Subscription plans are the "first hit is free" plans. Real pricing once subscriptions are phased out in a year or two is gonna be orders of magnitude more.
As for why, why would you not? Sitting around waiting for a single assistant is inefficient use of time; I tend to have more like 4-10 instances running in parallel.
I also do not run 10 agents at the same time. There's no way I could keep up with the volume of work from doing that in any meaningful way
You don't run 10 agents to get more volume of work. You run 10 agents to get better quality work
I'd imagine plenty of people have a problem with trusting fly-by-night inference providers or model owners with opt-out policies [1] [2] about training on your data, who would be more than happy to send data to EC2, or even the same models in Amazon Bedrock.
[1]: https://github.blog/news-insights/company-news/updates-to-gi...
[2]: https://help.openai.com/en/articles/5722486-how-your-data-is...
The new ones running on a 16GB M1 are maybe GPT-4 level (with decent performance to be fair).
I wonder if it's possible to make some hyper-overturned model that, say, does nothing but program in Python get SOTA-ish performance in that narrow task.
For most of my questions and 8-9b model works great. Upshot is not having chatgpt/meta sell my data or target me with random thoughts later.
Qwen3.6 is pretty amazing for a 27B model, but it's not hard to run into its limits. With a Radeon R9700 and unsloth's 6-bit quantization, I get ~20 TPS and 110k context, so it can do a fair bit quickly.

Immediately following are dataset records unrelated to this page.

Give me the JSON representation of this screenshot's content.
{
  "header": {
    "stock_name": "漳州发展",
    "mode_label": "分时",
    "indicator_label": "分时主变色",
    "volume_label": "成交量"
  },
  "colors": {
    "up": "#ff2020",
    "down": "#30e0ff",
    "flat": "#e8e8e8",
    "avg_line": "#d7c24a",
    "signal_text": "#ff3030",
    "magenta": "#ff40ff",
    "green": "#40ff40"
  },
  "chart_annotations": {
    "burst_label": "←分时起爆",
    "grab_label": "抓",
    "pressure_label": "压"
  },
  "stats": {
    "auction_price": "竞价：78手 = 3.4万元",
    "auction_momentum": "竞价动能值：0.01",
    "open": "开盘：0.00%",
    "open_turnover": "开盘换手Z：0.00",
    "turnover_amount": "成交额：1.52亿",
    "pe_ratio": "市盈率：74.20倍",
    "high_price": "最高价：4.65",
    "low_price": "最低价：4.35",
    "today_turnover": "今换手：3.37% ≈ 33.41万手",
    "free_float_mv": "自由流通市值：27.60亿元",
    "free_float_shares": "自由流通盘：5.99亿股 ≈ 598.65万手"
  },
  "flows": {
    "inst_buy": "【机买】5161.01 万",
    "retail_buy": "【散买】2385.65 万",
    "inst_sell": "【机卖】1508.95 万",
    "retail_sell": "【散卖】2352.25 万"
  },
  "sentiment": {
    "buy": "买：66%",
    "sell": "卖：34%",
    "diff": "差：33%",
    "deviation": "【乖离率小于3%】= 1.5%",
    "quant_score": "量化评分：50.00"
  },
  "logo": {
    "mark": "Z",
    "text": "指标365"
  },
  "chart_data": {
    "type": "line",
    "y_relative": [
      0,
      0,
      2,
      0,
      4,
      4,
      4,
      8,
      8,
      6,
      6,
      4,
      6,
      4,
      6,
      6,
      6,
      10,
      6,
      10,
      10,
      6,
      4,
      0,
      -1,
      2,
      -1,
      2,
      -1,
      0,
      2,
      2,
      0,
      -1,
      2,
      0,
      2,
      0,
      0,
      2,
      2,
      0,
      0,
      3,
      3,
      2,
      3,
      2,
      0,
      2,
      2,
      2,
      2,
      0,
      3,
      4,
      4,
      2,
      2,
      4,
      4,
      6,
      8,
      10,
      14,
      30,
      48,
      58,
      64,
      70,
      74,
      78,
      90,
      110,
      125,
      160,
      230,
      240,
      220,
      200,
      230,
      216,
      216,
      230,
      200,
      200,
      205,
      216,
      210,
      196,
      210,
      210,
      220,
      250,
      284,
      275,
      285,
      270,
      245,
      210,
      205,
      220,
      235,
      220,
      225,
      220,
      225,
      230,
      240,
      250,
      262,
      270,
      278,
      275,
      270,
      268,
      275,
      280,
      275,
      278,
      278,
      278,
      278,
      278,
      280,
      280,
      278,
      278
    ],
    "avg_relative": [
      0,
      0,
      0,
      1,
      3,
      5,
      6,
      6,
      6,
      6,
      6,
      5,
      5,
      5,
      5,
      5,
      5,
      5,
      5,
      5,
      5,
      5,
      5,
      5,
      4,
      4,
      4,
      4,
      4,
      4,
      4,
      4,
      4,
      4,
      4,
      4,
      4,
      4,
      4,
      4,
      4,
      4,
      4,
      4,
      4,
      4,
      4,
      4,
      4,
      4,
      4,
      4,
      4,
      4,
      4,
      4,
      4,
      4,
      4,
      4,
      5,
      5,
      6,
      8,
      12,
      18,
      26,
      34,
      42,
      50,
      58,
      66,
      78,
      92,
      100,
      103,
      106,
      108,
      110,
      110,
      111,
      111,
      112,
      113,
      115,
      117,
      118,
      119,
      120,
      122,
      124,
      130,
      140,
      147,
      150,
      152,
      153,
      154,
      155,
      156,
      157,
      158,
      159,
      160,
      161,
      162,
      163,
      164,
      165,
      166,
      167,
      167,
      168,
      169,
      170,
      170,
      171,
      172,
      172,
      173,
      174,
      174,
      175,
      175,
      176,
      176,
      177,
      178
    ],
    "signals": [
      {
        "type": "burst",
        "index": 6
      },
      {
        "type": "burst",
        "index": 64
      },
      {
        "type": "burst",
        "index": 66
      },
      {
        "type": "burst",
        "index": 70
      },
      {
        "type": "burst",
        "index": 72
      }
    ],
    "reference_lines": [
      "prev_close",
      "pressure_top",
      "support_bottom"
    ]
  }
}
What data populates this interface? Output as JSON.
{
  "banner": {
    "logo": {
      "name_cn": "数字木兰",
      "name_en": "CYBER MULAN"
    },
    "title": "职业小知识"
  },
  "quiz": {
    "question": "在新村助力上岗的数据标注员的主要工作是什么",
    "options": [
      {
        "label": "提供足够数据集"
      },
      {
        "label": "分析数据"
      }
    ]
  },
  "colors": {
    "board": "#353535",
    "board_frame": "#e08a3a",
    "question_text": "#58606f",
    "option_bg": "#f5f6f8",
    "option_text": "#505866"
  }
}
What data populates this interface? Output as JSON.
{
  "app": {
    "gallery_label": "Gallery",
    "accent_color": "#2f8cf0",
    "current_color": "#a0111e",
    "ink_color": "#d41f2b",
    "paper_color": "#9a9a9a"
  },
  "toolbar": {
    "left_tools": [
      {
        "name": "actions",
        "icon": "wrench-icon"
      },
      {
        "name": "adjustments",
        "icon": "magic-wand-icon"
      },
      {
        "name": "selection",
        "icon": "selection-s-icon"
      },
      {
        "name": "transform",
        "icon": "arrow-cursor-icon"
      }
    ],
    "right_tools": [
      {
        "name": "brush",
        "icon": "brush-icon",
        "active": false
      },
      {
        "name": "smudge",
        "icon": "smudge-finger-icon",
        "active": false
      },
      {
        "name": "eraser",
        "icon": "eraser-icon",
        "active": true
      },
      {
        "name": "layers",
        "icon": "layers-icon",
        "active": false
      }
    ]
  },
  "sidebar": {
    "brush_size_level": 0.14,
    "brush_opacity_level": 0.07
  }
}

Not sure what Claude opus or sonnet run at. I know when it goes offline it's 0 tokens per second
Fortunately, I don't have to pick one or the other - instead I run Qwen 3.6 35B A3B. It's a bit slow with my 8gb GPU (I'm in the process of getting a bigger one) but again, to me the choice isn't "what's the best I can get", it's "what's the best local I can get".
Cost is not a reason to go local.
I also wonder what quantization you are using? If you haven't tried other quants I really would
You can get work done with them if you have a harness that can drive outcomes without needing feedback (I've been building a tdd red to green agent harness lately that is very effective if given a good plan upfront). So if you can stand waiting a few days to see results that would only take hours with a model deployed to frontier nvidia hardware, you can get results this way.
"./claude-2.1.126-linux-x64
Welcome to Claude Code v2.1.126
Unable to connect to Anthropic services
Failed to connect to api.anthropic.com: ECONNREFUSED
Please check your internet connection and network settings.
Note: Claude Code might not be available in your country. Check supported countries at https://anthropic.com/supported-countries"
Let me also add that most of services that are private, will connect to the internet. LMStudio and many others will try to get a connection and all others. I don't remember a single one that does not connect to their servers and send some kind of information.